No hablan durante el camino, saben que no es el momento. Llegan a la Posada del Dragón. Se despojan de capa y chapeo y de sus armas, se sientan en una mesa y pide vino al posadero. Este deja sobre la mesa una jarra y tres pocillos de muy malas maneras. Va a decir algo, pero se encuentra con los ojos fríos de la mujer y contempla la herida del brazo y no dice nada.

- ¿Quiénes eran? - pregunta Azogue después de servir el vino.

- Alguien que estaba donde no debía cuando no debía - le responde Arbante, mientras saca un trozo de lienzo para vendar su brazo.

- ¿Tenías que hacerlo? - vuelve a preguntar.

- No habéis salido tan mal parados.

- ¿Qué quieres decir? - preguntan ambos con sorpresa.

- Que eran ellos o vosotros. ¿Creéis que soy tonta y no me he dado cuenta de vuestras heridas? - ambos la miraron extrañados - Sólo peleando entre vosotros pudisteis hacéroslas. Habéis vuelto a pelear por lo mismo, otra vez. Martín - dijo volviéndose a éste- sabes que te quiero como ha un padre, pero no lo eres. En cuanto a ti, Giusseppe, - dijo mirando a Boromiro - compartes mi cama, pero no has sido el primero y nunca creí, ni nunca esperé que fueras el último. Sois mis amigos, sabéis que daría mi vida por vosotros, pero mis decisiones las tomo yo. La próxima vez, no habrá sustitutos - dijo sin mirarlos en algo que pareció más un latigazo que una voz.

Azogue mira a la mujer. Demasiado conoce esas reacciones, demasiado parecidas a su propio caracter, demasiado iguales los dos amigos. Sin embargo, sabía que tenía razón. No tenían derecho a decidir por ella.

Boromiro contempla el vino, demasiada amenaza para no tenerla en cuenta, sabe que es real y que si antes se han librado de las estocadas es solo por el afecto y la amistad que los une. Nunca creyó que ella fuera capaz de decirlo en voz alta. Lo sabía pero no creía que fuera capaz. Iba a decir algo, pero en ese momento, los corchetes con el alguacil Saldaña a la cabeza entraron en la posada y se dirigieron a ellos:

- Fácil me lo ponéis, Arbante - dijo.

- Es que sabemos de la clase de vuestros actos, señor alguacil - responde con sorna el aludido.

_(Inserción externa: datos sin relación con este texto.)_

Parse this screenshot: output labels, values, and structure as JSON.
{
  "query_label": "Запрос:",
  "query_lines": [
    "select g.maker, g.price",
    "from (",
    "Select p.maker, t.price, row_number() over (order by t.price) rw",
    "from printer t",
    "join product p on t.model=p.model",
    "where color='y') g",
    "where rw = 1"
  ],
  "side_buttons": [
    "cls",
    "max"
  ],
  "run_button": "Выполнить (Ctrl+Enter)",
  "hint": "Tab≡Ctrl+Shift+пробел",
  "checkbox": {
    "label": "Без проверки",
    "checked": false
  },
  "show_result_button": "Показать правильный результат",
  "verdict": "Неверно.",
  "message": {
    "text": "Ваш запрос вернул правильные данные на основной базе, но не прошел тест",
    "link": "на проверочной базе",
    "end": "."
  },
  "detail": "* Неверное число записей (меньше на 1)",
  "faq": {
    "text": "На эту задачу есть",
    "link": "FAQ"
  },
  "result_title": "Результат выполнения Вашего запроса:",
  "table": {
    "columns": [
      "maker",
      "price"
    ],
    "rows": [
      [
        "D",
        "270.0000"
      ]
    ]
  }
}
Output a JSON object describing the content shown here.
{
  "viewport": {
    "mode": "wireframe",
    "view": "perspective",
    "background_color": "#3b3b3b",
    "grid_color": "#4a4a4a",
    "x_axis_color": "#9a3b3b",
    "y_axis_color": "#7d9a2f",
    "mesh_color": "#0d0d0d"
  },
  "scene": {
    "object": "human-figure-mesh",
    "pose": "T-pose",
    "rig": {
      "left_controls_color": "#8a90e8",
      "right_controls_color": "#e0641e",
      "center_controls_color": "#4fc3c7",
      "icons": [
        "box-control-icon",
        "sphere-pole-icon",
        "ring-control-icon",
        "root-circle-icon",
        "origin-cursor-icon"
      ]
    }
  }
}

- Tengo orden de llevaros a ver a alguien, a los tres, pero no descuidéis, la vida da muchas vueltas y tiempo habrá de haceros tragar vuestras palabras - replicó.

- ¿Y si no queremos ir? - pregunta.

- Ese alguien me dijo que os mostrara esto, por si acaso - dijo sacando de debajo del coleto una aplastada flor de azalea.

Arbante la miró, después miró a sus compañeros, el final estaba cerca, el valido quería verlos.

- Os acompañaremos - dijo levantándose y requiriendo capa y chapeo.